Our study aimed to evaluate the postoperative outcome of patients with unruptured giant middle cerebral artery (MCA) aneurysm revealed by intracranial hypertension associated to midline brain shift. From 2012 to 2022, among the 954 patients treated by a microsurgical procedure for an intracranial aneurysm, our study included 9 consecutive patients with giant MCA aneurysm associated to intracranial hypertension with a midline brain shift. Deep hypothermic circulatory flow reduction (DHCFR) with vascular reconstruction was performed in 4 patients and cerebral revascularization with aneurysm trapping was the therapeutic strategy in 5 patients. Early (< 7 days) and long term clinical and radiological monitoring was done. Good functional outcome was considered as mRS score ≤ 2 at 3 months.
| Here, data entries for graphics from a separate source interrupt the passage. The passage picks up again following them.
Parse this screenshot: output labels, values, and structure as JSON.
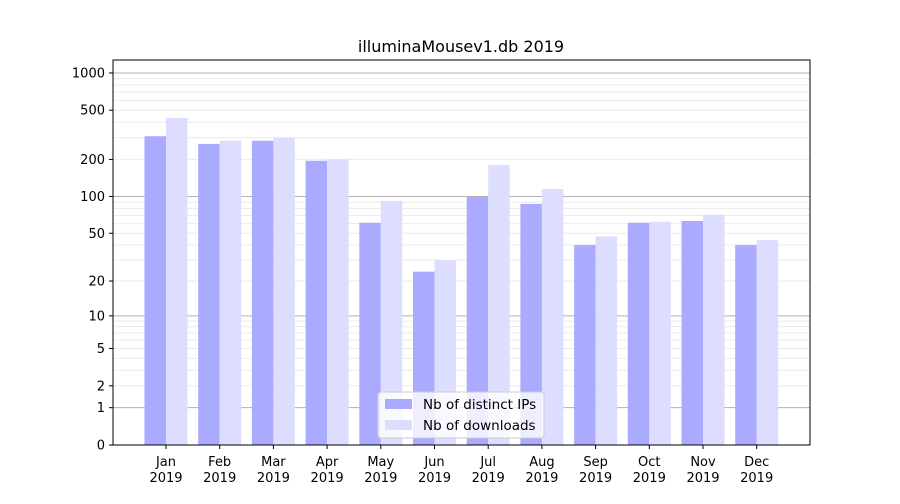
{
  "chart_data": {
    "type": "bar",
    "title": "illuminaMousev1.db 2019",
    "xlabel": "",
    "ylabel": "",
    "yscale": "log10(1+x)",
    "ylim": [
      0,
      1300
    ],
    "grid": true,
    "legend_position": "lower-center",
    "categories": [
      [
        "Jan",
        "2019"
      ],
      [
        "Feb",
        "2019"
      ],
      [
        "Mar",
        "2019"
      ],
      [
        "Apr",
        "2019"
      ],
      [
        "May",
        "2019"
      ],
      [
        "Jun",
        "2019"
      ],
      [
        "Jul",
        "2019"
      ],
      [
        "Aug",
        "2019"
      ],
      [
        "Sep",
        "2019"
      ],
      [
        "Oct",
        "2019"
      ],
      [
        "Nov",
        "2019"
      ],
      [
        "Dec",
        "2019"
      ]
    ],
    "yticks": [
      0,
      1,
      2,
      5,
      10,
      20,
      50,
      100,
      200,
      500,
      1000
    ],
    "ytick_labels": [
      "0",
      "1",
      "2",
      "5",
      "10",
      "20",
      "50",
      "100",
      "200",
      "500",
      "1000"
    ],
    "series": [
      {
        "name": "Nb of distinct IPs",
        "color": "#aaaaff",
        "values": [
          308,
          267,
          283,
          195,
          61,
          24,
          99,
          87,
          40,
          61,
          63,
          40
        ]
      },
      {
        "name": "Nb of downloads",
        "color": "#ddddff",
        "values": [
          433,
          283,
          299,
          200,
          92,
          30,
          180,
          115,
          47,
          62,
          71,
          44
        ]
      }
    ]
  }
}
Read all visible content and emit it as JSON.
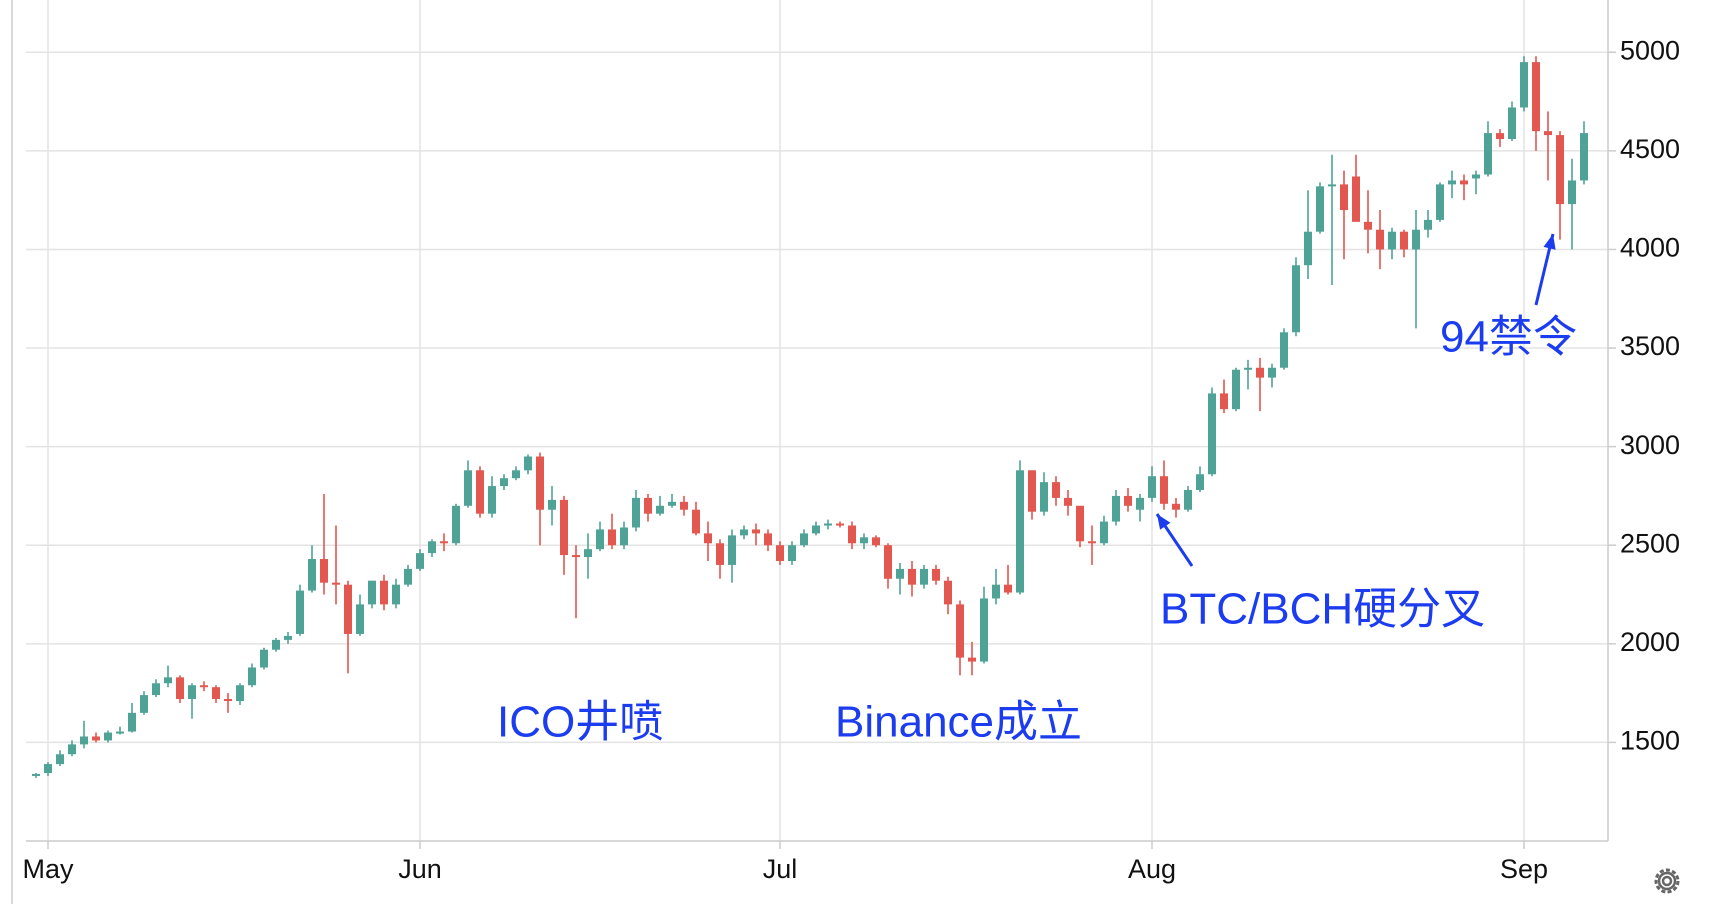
{
  "chart_data": {
    "type": "candlestick",
    "x": [
      0,
      1,
      2,
      3,
      4,
      5,
      6,
      7,
      8,
      9,
      10,
      11,
      12,
      13,
      14,
      15,
      16,
      17,
      18,
      19,
      20,
      21,
      22,
      23,
      24,
      25,
      26,
      27,
      28,
      29,
      30,
      31,
      32,
      33,
      34,
      35,
      36,
      37,
      38,
      39,
      40,
      41,
      42,
      43,
      44,
      45,
      46,
      47,
      48,
      49,
      50,
      51,
      52,
      53,
      54,
      55,
      56,
      57,
      58,
      59,
      60,
      61,
      62,
      63,
      64,
      65,
      66,
      67,
      68,
      69,
      70,
      71,
      72,
      73,
      74,
      75,
      76,
      77,
      78,
      79,
      80,
      81,
      82,
      83,
      84,
      85,
      86,
      87,
      88,
      89,
      90,
      91,
      92,
      93,
      94,
      95,
      96,
      97,
      98,
      99,
      100,
      101,
      102,
      103,
      104,
      105,
      106,
      107,
      108,
      109,
      110,
      111,
      112,
      113,
      114,
      115,
      116,
      117,
      118,
      119,
      120,
      121,
      122,
      123,
      124,
      125,
      126,
      127,
      128,
      129
    ],
    "open": [
      1330,
      1345,
      1390,
      1440,
      1490,
      1530,
      1510,
      1550,
      1555,
      1650,
      1740,
      1800,
      1830,
      1720,
      1790,
      1780,
      1720,
      1710,
      1790,
      1880,
      1970,
      2020,
      2050,
      2270,
      2430,
      2310,
      2300,
      2050,
      2200,
      2320,
      2200,
      2300,
      2380,
      2460,
      2520,
      2510,
      2700,
      2880,
      2660,
      2800,
      2840,
      2880,
      2950,
      2680,
      2730,
      2450,
      2440,
      2480,
      2580,
      2500,
      2590,
      2740,
      2660,
      2700,
      2720,
      2680,
      2560,
      2510,
      2400,
      2550,
      2580,
      2560,
      2500,
      2420,
      2500,
      2560,
      2600,
      2610,
      2600,
      2510,
      2540,
      2500,
      2330,
      2380,
      2300,
      2380,
      2320,
      2200,
      1930,
      1910,
      2230,
      2300,
      2260,
      2880,
      2670,
      2820,
      2740,
      2700,
      2520,
      2510,
      2620,
      2750,
      2680,
      2740,
      2850,
      2710,
      2680,
      2780,
      2860,
      3270,
      3190,
      3390,
      3400,
      3350,
      3400,
      3580,
      3920,
      4090,
      4320,
      4330,
      4370,
      4140,
      4100,
      4000,
      4090,
      4000,
      4100,
      4150,
      4330,
      4350,
      4360,
      4380,
      4590,
      4560,
      4720,
      4950,
      4600,
      4580,
      4230,
      4350
    ],
    "high": [
      1345,
      1400,
      1460,
      1510,
      1610,
      1550,
      1560,
      1580,
      1700,
      1760,
      1820,
      1890,
      1840,
      1800,
      1810,
      1790,
      1750,
      1800,
      1900,
      1980,
      2030,
      2060,
      2300,
      2500,
      2760,
      2600,
      2320,
      2250,
      2320,
      2350,
      2330,
      2400,
      2480,
      2530,
      2560,
      2710,
      2930,
      2900,
      2850,
      2860,
      2900,
      2960,
      2970,
      2800,
      2750,
      2500,
      2560,
      2620,
      2660,
      2620,
      2780,
      2760,
      2750,
      2760,
      2750,
      2720,
      2620,
      2530,
      2580,
      2600,
      2610,
      2580,
      2520,
      2520,
      2580,
      2620,
      2630,
      2620,
      2620,
      2560,
      2550,
      2510,
      2410,
      2420,
      2400,
      2400,
      2340,
      2220,
      2010,
      2290,
      2380,
      2400,
      2930,
      2880,
      2870,
      2850,
      2780,
      2700,
      2600,
      2650,
      2780,
      2790,
      2760,
      2900,
      2930,
      2740,
      2800,
      2900,
      3300,
      3340,
      3400,
      3440,
      3450,
      3420,
      3600,
      3960,
      4300,
      4340,
      4480,
      4400,
      4480,
      4300,
      4200,
      4110,
      4100,
      4200,
      4200,
      4340,
      4400,
      4380,
      4400,
      4650,
      4610,
      4750,
      4980,
      4980,
      4700,
      4600,
      4460,
      4650
    ],
    "low": [
      1320,
      1330,
      1380,
      1430,
      1470,
      1500,
      1500,
      1540,
      1550,
      1640,
      1730,
      1780,
      1700,
      1620,
      1760,
      1700,
      1650,
      1690,
      1780,
      1870,
      1960,
      2000,
      2040,
      2260,
      2250,
      2200,
      1850,
      2040,
      2180,
      2170,
      2180,
      2290,
      2370,
      2440,
      2470,
      2500,
      2690,
      2640,
      2640,
      2780,
      2830,
      2860,
      2500,
      2600,
      2350,
      2130,
      2330,
      2470,
      2480,
      2480,
      2570,
      2620,
      2650,
      2690,
      2650,
      2550,
      2420,
      2330,
      2310,
      2530,
      2500,
      2470,
      2400,
      2400,
      2490,
      2550,
      2580,
      2590,
      2480,
      2480,
      2490,
      2280,
      2250,
      2240,
      2280,
      2300,
      2150,
      1840,
      1840,
      1900,
      2200,
      2250,
      2250,
      2630,
      2650,
      2700,
      2650,
      2490,
      2400,
      2500,
      2600,
      2670,
      2620,
      2720,
      2680,
      2640,
      2670,
      2770,
      2850,
      3170,
      3180,
      3290,
      3180,
      3300,
      3390,
      3560,
      3850,
      4080,
      3820,
      3950,
      4150,
      3980,
      3900,
      3950,
      3960,
      3600,
      4060,
      4140,
      4260,
      4250,
      4280,
      4370,
      4520,
      4550,
      4700,
      4500,
      4350,
      4050,
      4000,
      4330
    ],
    "close": [
      1340,
      1390,
      1440,
      1490,
      1530,
      1510,
      1550,
      1555,
      1650,
      1740,
      1800,
      1830,
      1720,
      1790,
      1780,
      1720,
      1710,
      1790,
      1880,
      1970,
      2020,
      2040,
      2270,
      2430,
      2310,
      2300,
      2050,
      2200,
      2320,
      2200,
      2300,
      2380,
      2460,
      2520,
      2510,
      2700,
      2880,
      2660,
      2800,
      2840,
      2880,
      2950,
      2680,
      2730,
      2450,
      2440,
      2480,
      2580,
      2500,
      2590,
      2740,
      2660,
      2700,
      2720,
      2680,
      2560,
      2510,
      2400,
      2550,
      2580,
      2560,
      2500,
      2420,
      2500,
      2560,
      2600,
      2610,
      2600,
      2510,
      2540,
      2500,
      2330,
      2380,
      2300,
      2380,
      2320,
      2200,
      1930,
      1910,
      2230,
      2300,
      2260,
      2880,
      2670,
      2820,
      2740,
      2700,
      2520,
      2510,
      2620,
      2750,
      2700,
      2740,
      2850,
      2710,
      2680,
      2780,
      2860,
      3270,
      3190,
      3390,
      3400,
      3350,
      3400,
      3580,
      3920,
      4090,
      4320,
      4330,
      4200,
      4140,
      4100,
      4000,
      4090,
      4000,
      4100,
      4150,
      4330,
      4350,
      4330,
      4380,
      4590,
      4560,
      4720,
      4950,
      4600,
      4580,
      4230,
      4350,
      4590
    ],
    "up_color": "#4fa396",
    "down_color": "#e2574f",
    "xlim": [
      -2,
      131
    ],
    "xticks": [
      {
        "value": 1,
        "label": "May"
      },
      {
        "value": 32,
        "label": "Jun"
      },
      {
        "value": 62,
        "label": "Jul"
      },
      {
        "value": 93,
        "label": "Aug"
      },
      {
        "value": 124,
        "label": "Sep"
      }
    ],
    "ylim": [
      1000,
      5260
    ],
    "yticks": [
      1500,
      2000,
      2500,
      3000,
      3500,
      4000,
      4500,
      5000
    ],
    "grid": true,
    "annotations": [
      "ICO井喷",
      "Binance成立",
      "BTC/BCH硬分叉",
      "94禁令"
    ]
  }
}
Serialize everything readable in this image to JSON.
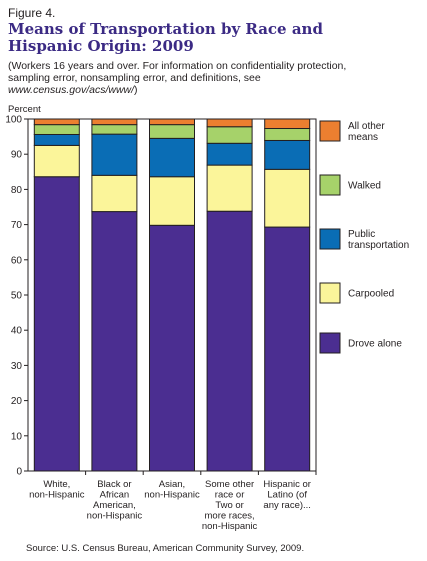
{
  "header": {
    "figure_label": "Figure 4.",
    "title_line1": "Means of Transportation by Race and",
    "title_line2": "Hispanic Origin: 2009",
    "subtitle_line1": "(Workers 16 years and over. For information on confidentiality protection,",
    "subtitle_line2": "sampling error, nonsampling error, and definitions, see",
    "subtitle_url": "www.census.gov/acs/www/",
    "subtitle_end": ")"
  },
  "footer": {
    "source": "Source: U.S. Census Bureau, American Community Survey, 2009."
  },
  "chart_data": {
    "type": "bar",
    "stacked": true,
    "ylabel": "Percent",
    "ylim": [
      0,
      100
    ],
    "yticks": [
      0,
      10,
      20,
      30,
      40,
      50,
      60,
      70,
      80,
      90,
      100
    ],
    "categories": [
      [
        "White,",
        "non-Hispanic"
      ],
      [
        "Black or",
        "African",
        "American,",
        "non-Hispanic"
      ],
      [
        "Asian,",
        "non-Hispanic"
      ],
      [
        "Some other",
        "race or",
        "Two or",
        "more races,",
        "non-Hispanic"
      ],
      [
        "Hispanic or",
        "Latino (of",
        "any race)..."
      ]
    ],
    "series": [
      {
        "name": "Drove alone",
        "color": "#4b2e91",
        "values": [
          83.6,
          73.7,
          69.8,
          73.8,
          69.3
        ]
      },
      {
        "name": "Carpooled",
        "color": "#fbf59a",
        "values": [
          8.9,
          10.3,
          13.8,
          13.1,
          16.4
        ]
      },
      {
        "name": "Public transportation",
        "color": "#0a6db5",
        "values": [
          3.1,
          11.7,
          10.9,
          6.2,
          8.2
        ]
      },
      {
        "name": "Walked",
        "color": "#a6d26a",
        "values": [
          2.8,
          2.7,
          3.9,
          4.7,
          3.4
        ]
      },
      {
        "name": "All other means",
        "color": "#ec7f30",
        "values": [
          1.6,
          1.6,
          1.6,
          2.2,
          2.7
        ]
      }
    ],
    "legend": [
      {
        "lines": [
          "All other",
          "means"
        ],
        "color": "#ec7f30"
      },
      {
        "lines": [
          "Walked"
        ],
        "color": "#a6d26a"
      },
      {
        "lines": [
          "Public",
          "transportation"
        ],
        "color": "#0a6db5"
      },
      {
        "lines": [
          "Carpooled"
        ],
        "color": "#fbf59a"
      },
      {
        "lines": [
          "Drove alone"
        ],
        "color": "#4b2e91"
      }
    ],
    "legend_position": "right",
    "grid": false
  }
}
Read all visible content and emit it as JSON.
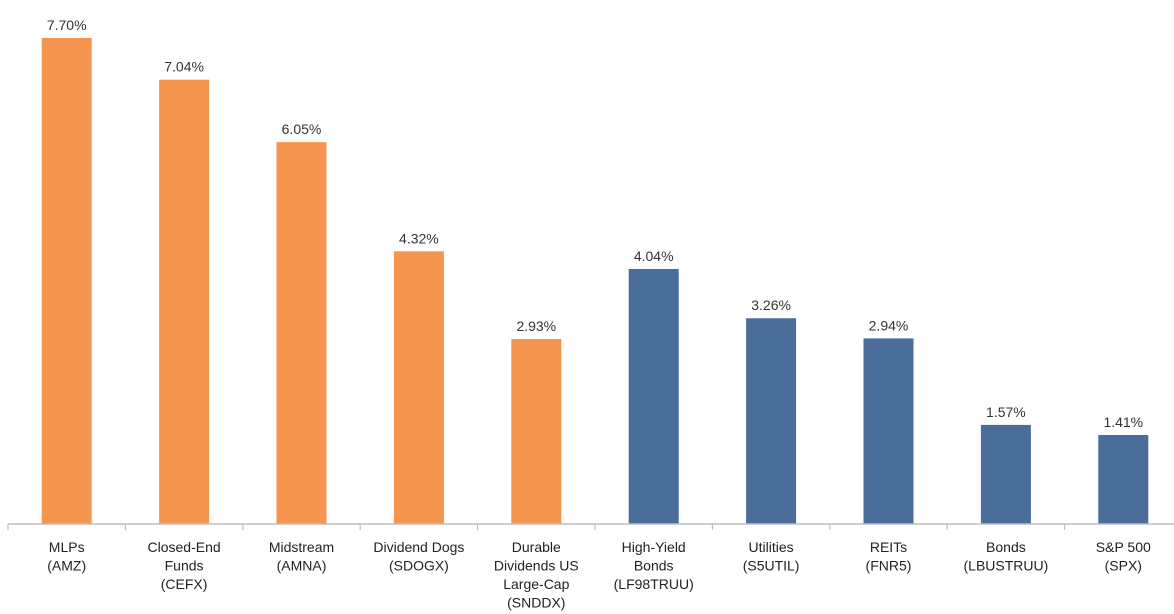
{
  "chart_data": {
    "type": "bar",
    "categories": [
      [
        "MLPs",
        "(AMZ)"
      ],
      [
        "Closed-End",
        "Funds",
        "(CEFX)"
      ],
      [
        "Midstream",
        "(AMNA)"
      ],
      [
        "Dividend Dogs",
        "(SDOGX)"
      ],
      [
        "Durable",
        "Dividends US",
        "Large-Cap",
        "(SNDDX)"
      ],
      [
        "High-Yield",
        "Bonds",
        "(LF98TRUU)"
      ],
      [
        "Utilities",
        "(S5UTIL)"
      ],
      [
        "REITs",
        "(FNR5)"
      ],
      [
        "Bonds",
        "(LBUSTRUU)"
      ],
      [
        "S&P 500",
        "(SPX)"
      ]
    ],
    "values": [
      7.7,
      7.04,
      6.05,
      4.32,
      2.93,
      4.04,
      3.26,
      2.94,
      1.57,
      1.41
    ],
    "value_labels": [
      "7.70%",
      "7.04%",
      "6.05%",
      "4.32%",
      "2.93%",
      "4.04%",
      "3.26%",
      "2.94%",
      "1.57%",
      "1.41%"
    ],
    "bar_colors": [
      "#F69550",
      "#F69550",
      "#F69550",
      "#F69550",
      "#F69550",
      "#4A6D9A",
      "#4A6D9A",
      "#4A6D9A",
      "#4A6D9A",
      "#4A6D9A"
    ],
    "ylim": [
      0,
      7.7
    ],
    "grid": false,
    "title": "",
    "xlabel": "",
    "ylabel": ""
  }
}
The mean age at treatment was 44 yo (ranged from 17 to 70 yo). The mean maximal diameter of the aneurysm was 49 mm (ranged from 33 to 70 mm). The mean midline brain shift was 8.6 mm (ranged from 5 to 13 mm). Distal MCA territory hypoperfusion was noted in 6 patients. Diffuse postoperative cerebral edema occurred in the 9 patients with a mean delay of 59 h and conducted to a postoperative neurological deterioration in 7 of them. Postoperative death was noted in 3 patients. Among the 6 survivors, early postoperative decompressive hemicraniotomy was required in 4 patients. Good functional outcome was noted in 4 patients. Complete aneurysm occlusion was noted in each patient at last follow-up. We suggest to discuss a systematic decompressive hemicraniotomy at the end of the surgical procedure and/or a partial temporal lobe resection at its beginning to reduce the consequences of the edema reaction and to improve the postoperative outcome of this specific subgroup of patients. A better intraoperative assessment of the blood flow might also reduce the occurrence of the reperfusion syndrome.

摘要

我们的研究旨在评估因颅内高压伴中线脑移位而发现的未破裂大脑中动脉(MCA)巨大动脉瘤患者的术后结局。2012年至2022年期间,在954例接受颅内动脉瘤显微手术治疗的患者中,我们的研究纳入了9例连续的伴有颅内高压和中线脑移位的MCA巨大动脉瘤患者。4例患者采用了血管重建的深低温循环流量减少术(DHCFR),5例患者采用了动脉瘤夹闭的脑血运重建术作为治疗策略。进行了早期(<7天)和长期的临床及影像学监测。良好的功能结局被定义为3个月时改良Rankin量表(mRS)评分≤2分。治疗时的平均年龄为44岁(范围为17至70岁)。动脉瘤的平均最大直径为49毫米(范围为33至70毫米)。平均中线脑移位为8.6毫米(范围为5至13毫米)。6例患者出现大脑中动脉远端区域灌注不足。9例患者均发生了弥漫性术后脑水肿,平均延迟时间为59小时,其中7例导致术后神经功能恶化。3例患者术后死亡。在6名幸存者中,4例患者术后早期需要进行减压性颅骨切除术。4例患者获得了良好的功能结局。在最后一次随访时,每位患者的动脉瘤均实现了完全闭塞。我们建议在手术结束时讨论系统性减压性颅骨切除术和/或在手术开始时进行部分颞叶切除术,以减轻水肿反应的后果并改善这一特定亚组患者的术后结局。更好的术中血流评估也可能减少再灌注综合征的发生。